Love Actually (2003)
E' forse il film che più esplicitamente usa il Natale come collante narrativo. Le sue storie si intrecciano non perché lo richieda la logica, ma perché lo consente l’atmosfera: a Natale, tutto sembra più vicino, più urgente, più confessabile. Il film è stato spesso criticato per il suo sentimentalismo e per una certa superficialità emotiva ma non tutte le storie finiscono bene e forse è proprio questo a renderlo più onesto di quanto sembri.

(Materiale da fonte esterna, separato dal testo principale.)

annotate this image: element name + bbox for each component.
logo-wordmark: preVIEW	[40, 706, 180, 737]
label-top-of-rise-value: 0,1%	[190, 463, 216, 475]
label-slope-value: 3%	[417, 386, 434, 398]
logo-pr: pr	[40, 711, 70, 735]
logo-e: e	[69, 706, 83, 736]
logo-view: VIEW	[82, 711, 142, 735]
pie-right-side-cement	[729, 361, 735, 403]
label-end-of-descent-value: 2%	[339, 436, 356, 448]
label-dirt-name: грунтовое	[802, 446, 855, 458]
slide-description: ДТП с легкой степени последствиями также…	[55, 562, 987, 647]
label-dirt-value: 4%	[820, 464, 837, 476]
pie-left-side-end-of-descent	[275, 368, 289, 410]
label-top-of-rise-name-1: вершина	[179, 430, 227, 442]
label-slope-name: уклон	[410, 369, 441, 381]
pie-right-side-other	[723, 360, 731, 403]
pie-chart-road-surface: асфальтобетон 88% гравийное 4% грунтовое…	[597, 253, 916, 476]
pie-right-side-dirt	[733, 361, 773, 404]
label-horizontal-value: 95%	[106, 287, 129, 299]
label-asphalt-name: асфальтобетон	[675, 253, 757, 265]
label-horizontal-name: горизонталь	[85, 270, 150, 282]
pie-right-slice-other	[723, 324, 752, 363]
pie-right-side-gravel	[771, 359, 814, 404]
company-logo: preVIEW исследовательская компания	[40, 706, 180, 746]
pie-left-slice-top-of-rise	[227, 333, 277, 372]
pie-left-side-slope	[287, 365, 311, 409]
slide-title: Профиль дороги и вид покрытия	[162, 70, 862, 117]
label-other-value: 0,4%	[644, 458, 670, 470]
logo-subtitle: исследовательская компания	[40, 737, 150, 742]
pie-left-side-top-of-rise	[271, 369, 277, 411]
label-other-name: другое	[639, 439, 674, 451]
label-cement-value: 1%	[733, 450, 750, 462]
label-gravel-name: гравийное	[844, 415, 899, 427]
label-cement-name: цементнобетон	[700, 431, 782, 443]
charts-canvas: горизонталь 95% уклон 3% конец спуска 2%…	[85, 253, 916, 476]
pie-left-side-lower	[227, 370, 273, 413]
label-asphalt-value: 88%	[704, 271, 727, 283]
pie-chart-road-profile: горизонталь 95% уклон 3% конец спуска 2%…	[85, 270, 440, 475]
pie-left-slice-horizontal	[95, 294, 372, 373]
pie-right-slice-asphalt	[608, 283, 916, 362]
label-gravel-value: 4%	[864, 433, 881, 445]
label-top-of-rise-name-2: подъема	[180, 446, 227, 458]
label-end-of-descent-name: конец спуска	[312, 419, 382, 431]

Negli ultimi vent’anni, il cinema natalizio ha smesso di fingersi innocente. O meglio, ha cominciato a interrogarsi apertamente sul proprio ruolo in un mondo in cui la fede nel rito – religioso o familiare – è diventata più fragile. I film più recenti non si limitano ad aggiornare le lucine o le colonne sonore: tendono piuttosto a usare il Natale come una superficie incrinata, sotto la quale si muovono solitudini contemporanee e una nostalgia che sa di déjà-vu. Ecco tre film significativi di questa nuova tendenza
Bad Santa (2003)
Diventato col tempo un classico postmoderno, il film di Terry Zwigoff rappresenta una reazione quasi allergica al sentimentalismo natalizio. Billy Bob Thornton interpreta un Babbo Natale alcolizzato e amorale, una caricatura che funziona perché spinge fino all’estremo ciò che il Natale promette e raramente mantiene. Il film non distrugge il Natale. Piuttosto, lo profana per verificarne la resistenza. E sorprendentemente, qualcosa sopravvive.
Carol (2015)
Todd Haynes ambienta Carol nel periodo natalizio non per sfruttarne il calore, ma per contrastarlo. Le vetrine illuminate e le musiche soffuse fanno da sfondo a una storia di desiderio silenzioso tra due donne, osservato e giudicato. Il Natale amplifica le convenzioni sociali, e quindi il rischio. Il film usa la stagione come una gabbia elegante. Tutto è bello, composto, ma anche soffocante. L’amore tra Carol e Therese cresce negli sguardi e nei silenzi. In questo senso, è uno dei film natalizi più adulti degli ultimi anni: non promette soluzioni rapide, ma riconosce che, a volte, il massimo che il Natale può offrire è la possibilità di essere visti, anche solo per un momento.
The Holdovers (2023)
Qui Alexander Payne ha firmato uno dei ritratti natalizi più sobri e riusciti degli ultimi anni. Ambientato in un college del New England durante le vacanze, il film segue personaggi che restano indietro: chi non ha dove andare, chi non è stato invitato, chi preferisce non tornare. Il Natale è quasi un rumore di fondo, percepibile più per assenza che per presenza. Eppure è proprio questa marginalità a renderlo centrale. Payne suggerisce che il vero spirito natalizio, se esiste, abita nei tempi morti, nelle conversazioni impreviste, nelle alleanze temporanee tra solitudini compatibili.
Da tutto questo collage emerge un quadro dove il Natale cinematografico non è più soltanto una promessa di felicità garantita ma uno spazio narrativo dove possono convivere colpa, sarcasmo, attesa e fallimento. Forse è questo il motivo per cui continuiamo a tornare a questi film ogni dicembre: non perché ci rassicurino, ma perché ci ricordano che, anche nel momento più illuminato dell’anno, l’esperienza umana resta profondamente — e meravigliosamente — incompleta.